# Pickapeppa recipe



## phreak (Mar 18, 2009)

Does anyone have a recipe similar to Pickapeppa??? 
All I've found online is this one 
http://www.recipezaar.com/Pickapeppa-Sauce-319040

I don't think that will be even close as I know the real Pickapeppa has several different fruits and raisins...I would like to make a pickapeppa like sauce with a little more heat than the off the shelf version.


----------



## rivet (Mar 18, 2009)

The caribbean flavor of Pickapeppa is good but it does need heat. I add a boatload of red pepper flakes to it and use it as a rub, tho' I've spooned that thick mess on plain roasted chicken on my plate. Depending on your heat tolerance control the amounts of flakes you add. It is an easy way to dial up the heat.

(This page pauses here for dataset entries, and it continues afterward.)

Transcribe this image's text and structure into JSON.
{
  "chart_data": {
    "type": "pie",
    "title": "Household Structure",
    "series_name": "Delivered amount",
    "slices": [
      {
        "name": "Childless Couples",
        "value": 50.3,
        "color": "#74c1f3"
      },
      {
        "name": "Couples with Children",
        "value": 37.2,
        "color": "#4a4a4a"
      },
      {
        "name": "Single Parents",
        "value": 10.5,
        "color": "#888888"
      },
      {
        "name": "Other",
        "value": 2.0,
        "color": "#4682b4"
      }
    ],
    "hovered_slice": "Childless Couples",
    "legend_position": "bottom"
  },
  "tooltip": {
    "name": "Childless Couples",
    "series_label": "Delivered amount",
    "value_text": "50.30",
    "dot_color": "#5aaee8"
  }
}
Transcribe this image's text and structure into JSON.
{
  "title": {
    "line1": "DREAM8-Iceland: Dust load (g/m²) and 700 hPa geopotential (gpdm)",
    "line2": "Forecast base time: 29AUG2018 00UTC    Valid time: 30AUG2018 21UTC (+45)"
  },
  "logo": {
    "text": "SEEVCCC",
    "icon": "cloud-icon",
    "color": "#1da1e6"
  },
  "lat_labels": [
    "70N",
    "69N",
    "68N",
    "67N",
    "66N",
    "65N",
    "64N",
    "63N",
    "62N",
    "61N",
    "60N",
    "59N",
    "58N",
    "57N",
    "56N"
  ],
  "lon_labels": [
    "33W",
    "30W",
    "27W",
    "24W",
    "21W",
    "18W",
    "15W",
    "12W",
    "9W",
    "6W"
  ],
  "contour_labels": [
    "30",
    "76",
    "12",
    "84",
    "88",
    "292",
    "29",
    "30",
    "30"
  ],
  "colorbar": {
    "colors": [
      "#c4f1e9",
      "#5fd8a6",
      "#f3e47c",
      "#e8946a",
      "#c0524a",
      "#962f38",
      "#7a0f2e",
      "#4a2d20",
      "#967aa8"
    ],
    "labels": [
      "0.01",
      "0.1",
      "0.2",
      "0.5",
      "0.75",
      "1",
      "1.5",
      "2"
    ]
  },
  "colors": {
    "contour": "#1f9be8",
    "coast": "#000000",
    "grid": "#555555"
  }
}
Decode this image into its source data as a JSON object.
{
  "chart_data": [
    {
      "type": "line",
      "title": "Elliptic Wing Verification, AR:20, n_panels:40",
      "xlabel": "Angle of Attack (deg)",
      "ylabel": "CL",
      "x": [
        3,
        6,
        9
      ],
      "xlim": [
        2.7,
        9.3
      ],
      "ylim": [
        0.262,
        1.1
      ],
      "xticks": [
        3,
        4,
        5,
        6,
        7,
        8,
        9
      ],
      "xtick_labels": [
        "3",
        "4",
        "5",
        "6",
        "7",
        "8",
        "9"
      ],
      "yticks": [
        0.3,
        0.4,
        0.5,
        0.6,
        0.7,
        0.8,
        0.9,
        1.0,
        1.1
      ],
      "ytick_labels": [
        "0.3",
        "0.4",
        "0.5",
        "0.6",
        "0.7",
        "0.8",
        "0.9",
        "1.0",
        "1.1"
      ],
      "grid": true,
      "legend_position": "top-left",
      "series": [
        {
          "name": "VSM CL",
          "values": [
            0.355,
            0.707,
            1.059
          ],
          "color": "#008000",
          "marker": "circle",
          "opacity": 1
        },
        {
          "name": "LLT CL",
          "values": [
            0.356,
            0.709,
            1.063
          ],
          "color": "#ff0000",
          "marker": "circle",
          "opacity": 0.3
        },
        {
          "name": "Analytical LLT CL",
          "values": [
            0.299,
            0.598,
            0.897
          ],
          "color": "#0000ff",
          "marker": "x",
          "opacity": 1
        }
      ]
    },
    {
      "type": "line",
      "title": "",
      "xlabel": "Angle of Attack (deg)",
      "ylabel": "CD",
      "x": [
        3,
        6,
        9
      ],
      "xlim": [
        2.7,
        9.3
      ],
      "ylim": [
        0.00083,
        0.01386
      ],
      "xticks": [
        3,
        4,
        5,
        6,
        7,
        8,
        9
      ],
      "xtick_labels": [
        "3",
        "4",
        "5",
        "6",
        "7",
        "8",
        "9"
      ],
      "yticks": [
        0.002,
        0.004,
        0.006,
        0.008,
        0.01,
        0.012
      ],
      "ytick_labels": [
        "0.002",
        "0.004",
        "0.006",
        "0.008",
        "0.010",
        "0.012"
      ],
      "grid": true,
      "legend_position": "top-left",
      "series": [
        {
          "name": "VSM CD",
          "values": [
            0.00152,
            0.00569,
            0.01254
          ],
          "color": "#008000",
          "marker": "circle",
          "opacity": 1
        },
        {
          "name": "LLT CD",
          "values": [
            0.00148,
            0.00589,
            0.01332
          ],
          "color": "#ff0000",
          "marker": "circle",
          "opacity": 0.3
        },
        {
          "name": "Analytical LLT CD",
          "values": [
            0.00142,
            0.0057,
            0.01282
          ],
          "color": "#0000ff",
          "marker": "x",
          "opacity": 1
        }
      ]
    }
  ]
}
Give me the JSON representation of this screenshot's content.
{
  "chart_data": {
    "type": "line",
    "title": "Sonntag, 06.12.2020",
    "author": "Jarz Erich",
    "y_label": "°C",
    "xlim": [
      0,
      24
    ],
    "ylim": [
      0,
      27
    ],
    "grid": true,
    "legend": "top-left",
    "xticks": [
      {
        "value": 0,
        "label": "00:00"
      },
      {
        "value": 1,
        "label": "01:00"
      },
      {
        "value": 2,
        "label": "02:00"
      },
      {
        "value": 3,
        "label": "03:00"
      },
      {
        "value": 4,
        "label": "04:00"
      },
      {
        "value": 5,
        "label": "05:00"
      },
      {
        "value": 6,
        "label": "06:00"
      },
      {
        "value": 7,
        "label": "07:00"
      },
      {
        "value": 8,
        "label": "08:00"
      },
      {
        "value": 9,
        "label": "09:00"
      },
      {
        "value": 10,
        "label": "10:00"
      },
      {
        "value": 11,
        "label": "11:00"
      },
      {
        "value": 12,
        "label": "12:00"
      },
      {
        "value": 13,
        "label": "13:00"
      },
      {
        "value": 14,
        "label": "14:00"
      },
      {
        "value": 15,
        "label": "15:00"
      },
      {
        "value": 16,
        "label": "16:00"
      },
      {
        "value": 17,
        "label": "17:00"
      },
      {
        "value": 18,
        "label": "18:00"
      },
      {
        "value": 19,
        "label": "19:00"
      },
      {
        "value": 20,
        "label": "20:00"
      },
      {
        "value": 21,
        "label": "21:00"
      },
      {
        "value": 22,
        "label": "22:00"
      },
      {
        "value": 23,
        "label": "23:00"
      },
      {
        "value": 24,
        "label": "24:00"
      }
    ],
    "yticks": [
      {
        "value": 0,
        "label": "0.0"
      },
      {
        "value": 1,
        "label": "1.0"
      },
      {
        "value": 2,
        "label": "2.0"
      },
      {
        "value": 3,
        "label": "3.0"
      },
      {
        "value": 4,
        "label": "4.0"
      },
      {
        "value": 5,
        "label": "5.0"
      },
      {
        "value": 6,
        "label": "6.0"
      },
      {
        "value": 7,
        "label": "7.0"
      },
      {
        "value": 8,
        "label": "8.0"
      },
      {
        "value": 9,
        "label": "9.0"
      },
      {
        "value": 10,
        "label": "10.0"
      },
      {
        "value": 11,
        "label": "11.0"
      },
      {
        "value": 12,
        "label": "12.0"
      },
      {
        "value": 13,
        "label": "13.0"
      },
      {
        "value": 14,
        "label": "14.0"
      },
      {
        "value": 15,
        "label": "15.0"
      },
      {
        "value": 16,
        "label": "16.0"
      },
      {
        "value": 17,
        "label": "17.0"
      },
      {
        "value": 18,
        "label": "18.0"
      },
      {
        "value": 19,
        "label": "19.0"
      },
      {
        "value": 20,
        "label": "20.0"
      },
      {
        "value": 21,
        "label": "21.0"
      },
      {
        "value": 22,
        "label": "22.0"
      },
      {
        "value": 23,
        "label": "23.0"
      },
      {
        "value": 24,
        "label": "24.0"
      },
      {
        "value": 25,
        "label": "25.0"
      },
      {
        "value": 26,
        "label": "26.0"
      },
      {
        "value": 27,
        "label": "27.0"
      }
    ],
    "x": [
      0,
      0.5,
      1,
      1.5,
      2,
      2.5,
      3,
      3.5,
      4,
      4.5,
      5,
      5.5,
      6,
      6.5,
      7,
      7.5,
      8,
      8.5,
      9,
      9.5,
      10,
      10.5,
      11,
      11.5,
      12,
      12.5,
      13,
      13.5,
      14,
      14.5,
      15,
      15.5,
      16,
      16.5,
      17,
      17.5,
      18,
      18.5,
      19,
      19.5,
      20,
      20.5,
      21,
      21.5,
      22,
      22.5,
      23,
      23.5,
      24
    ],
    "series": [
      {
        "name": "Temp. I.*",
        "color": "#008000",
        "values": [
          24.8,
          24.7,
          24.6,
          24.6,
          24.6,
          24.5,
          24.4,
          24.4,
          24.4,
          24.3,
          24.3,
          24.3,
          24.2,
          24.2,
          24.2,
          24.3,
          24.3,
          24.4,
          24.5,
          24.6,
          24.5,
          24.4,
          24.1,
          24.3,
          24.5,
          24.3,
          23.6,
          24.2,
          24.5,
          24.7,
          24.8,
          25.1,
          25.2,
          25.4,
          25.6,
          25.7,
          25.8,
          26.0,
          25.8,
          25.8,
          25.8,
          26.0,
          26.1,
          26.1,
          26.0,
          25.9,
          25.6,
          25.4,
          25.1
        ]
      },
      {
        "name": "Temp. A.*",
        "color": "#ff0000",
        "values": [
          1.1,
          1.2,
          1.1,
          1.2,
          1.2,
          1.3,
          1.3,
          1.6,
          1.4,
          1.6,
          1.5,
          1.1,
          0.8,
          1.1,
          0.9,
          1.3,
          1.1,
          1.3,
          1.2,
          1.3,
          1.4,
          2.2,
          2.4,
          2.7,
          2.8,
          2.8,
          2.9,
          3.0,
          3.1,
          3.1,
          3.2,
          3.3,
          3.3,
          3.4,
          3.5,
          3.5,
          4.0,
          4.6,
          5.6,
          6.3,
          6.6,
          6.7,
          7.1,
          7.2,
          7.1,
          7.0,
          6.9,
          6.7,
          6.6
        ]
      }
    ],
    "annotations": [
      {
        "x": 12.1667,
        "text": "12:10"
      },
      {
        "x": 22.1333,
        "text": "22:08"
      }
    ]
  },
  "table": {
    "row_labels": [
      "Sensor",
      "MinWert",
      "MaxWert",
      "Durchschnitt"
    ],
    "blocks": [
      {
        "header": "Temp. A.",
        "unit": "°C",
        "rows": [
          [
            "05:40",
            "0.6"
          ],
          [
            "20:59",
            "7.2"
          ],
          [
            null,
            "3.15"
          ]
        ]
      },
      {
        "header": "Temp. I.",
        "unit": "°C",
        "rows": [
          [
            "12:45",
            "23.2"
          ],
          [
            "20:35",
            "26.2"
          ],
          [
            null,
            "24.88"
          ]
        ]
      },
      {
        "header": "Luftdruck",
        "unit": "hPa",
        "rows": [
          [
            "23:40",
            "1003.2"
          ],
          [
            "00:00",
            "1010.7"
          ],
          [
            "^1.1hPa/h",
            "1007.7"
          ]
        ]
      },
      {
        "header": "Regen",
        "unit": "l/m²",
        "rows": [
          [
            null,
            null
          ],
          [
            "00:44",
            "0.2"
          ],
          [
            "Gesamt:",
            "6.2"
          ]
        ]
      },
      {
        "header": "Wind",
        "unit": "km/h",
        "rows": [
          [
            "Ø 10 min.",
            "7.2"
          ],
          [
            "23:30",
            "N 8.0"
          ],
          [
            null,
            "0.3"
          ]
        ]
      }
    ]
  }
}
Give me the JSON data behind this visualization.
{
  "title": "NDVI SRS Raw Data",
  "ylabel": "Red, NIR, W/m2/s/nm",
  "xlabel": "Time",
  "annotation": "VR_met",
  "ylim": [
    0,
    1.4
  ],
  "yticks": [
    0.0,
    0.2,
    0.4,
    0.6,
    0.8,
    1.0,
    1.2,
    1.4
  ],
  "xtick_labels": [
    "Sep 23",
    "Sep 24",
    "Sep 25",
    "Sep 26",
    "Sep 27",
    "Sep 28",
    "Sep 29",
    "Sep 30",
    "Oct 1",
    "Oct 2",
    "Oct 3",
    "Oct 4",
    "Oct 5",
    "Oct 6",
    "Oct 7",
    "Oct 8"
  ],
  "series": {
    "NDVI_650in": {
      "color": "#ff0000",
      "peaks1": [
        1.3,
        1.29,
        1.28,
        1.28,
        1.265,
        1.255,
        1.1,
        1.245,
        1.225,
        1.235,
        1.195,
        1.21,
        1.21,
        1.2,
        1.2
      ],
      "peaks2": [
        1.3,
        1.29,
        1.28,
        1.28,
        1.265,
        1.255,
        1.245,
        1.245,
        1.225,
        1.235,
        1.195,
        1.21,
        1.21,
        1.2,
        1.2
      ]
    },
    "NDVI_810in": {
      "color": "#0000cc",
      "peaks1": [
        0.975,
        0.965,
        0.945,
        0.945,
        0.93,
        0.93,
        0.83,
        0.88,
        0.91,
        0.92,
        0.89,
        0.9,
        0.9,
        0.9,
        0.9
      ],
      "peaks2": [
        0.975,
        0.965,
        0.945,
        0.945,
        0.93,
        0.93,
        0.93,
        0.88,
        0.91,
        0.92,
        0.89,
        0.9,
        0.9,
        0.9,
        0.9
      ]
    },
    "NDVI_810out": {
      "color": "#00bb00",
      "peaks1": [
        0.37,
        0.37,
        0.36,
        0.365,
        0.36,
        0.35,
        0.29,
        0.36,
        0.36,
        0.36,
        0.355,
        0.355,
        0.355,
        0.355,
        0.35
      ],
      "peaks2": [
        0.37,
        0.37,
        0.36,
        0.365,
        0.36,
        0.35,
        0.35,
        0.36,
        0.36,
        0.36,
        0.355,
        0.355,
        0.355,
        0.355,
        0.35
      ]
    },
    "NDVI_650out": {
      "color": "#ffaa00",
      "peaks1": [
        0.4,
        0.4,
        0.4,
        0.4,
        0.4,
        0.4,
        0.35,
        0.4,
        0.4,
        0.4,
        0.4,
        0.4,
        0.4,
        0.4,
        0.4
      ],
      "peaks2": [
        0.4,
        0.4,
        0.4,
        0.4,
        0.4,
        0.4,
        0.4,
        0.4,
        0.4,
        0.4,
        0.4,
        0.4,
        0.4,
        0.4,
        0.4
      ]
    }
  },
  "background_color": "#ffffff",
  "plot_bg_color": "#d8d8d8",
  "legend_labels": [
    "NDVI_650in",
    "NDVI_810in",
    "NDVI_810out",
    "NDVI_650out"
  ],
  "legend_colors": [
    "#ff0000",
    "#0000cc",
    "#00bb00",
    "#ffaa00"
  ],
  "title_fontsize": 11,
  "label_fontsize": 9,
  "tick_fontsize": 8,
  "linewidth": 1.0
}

Hope this helps...


----------



## cowgirl (Mar 18, 2009)

Mmmm.... I love pickapeppa on creamcheese then schmeared on a cracker. lol  Good stuff. :)


----------



## fire it up (Mar 18, 2009)

You need some heat I can help with that.  Attempting to grow some bhut jolokia this year, assuming they grow well enough I am going to have more than my fair share of jolokia, not to mention habanero and everything else.  Anyone happen to be in the Southern Jersey area come middle of summer/ripining time you would be more than welcome to stop by for some peppers.  Never know, I just may be smoking a fattie too, and hopefully something going on the smoker.


----------



## mgwerks (Mar 18, 2009)

LOL - your Yiddish is showing, Jeanie!


----------



## cowgirl (Mar 19, 2009)

LOL...


----------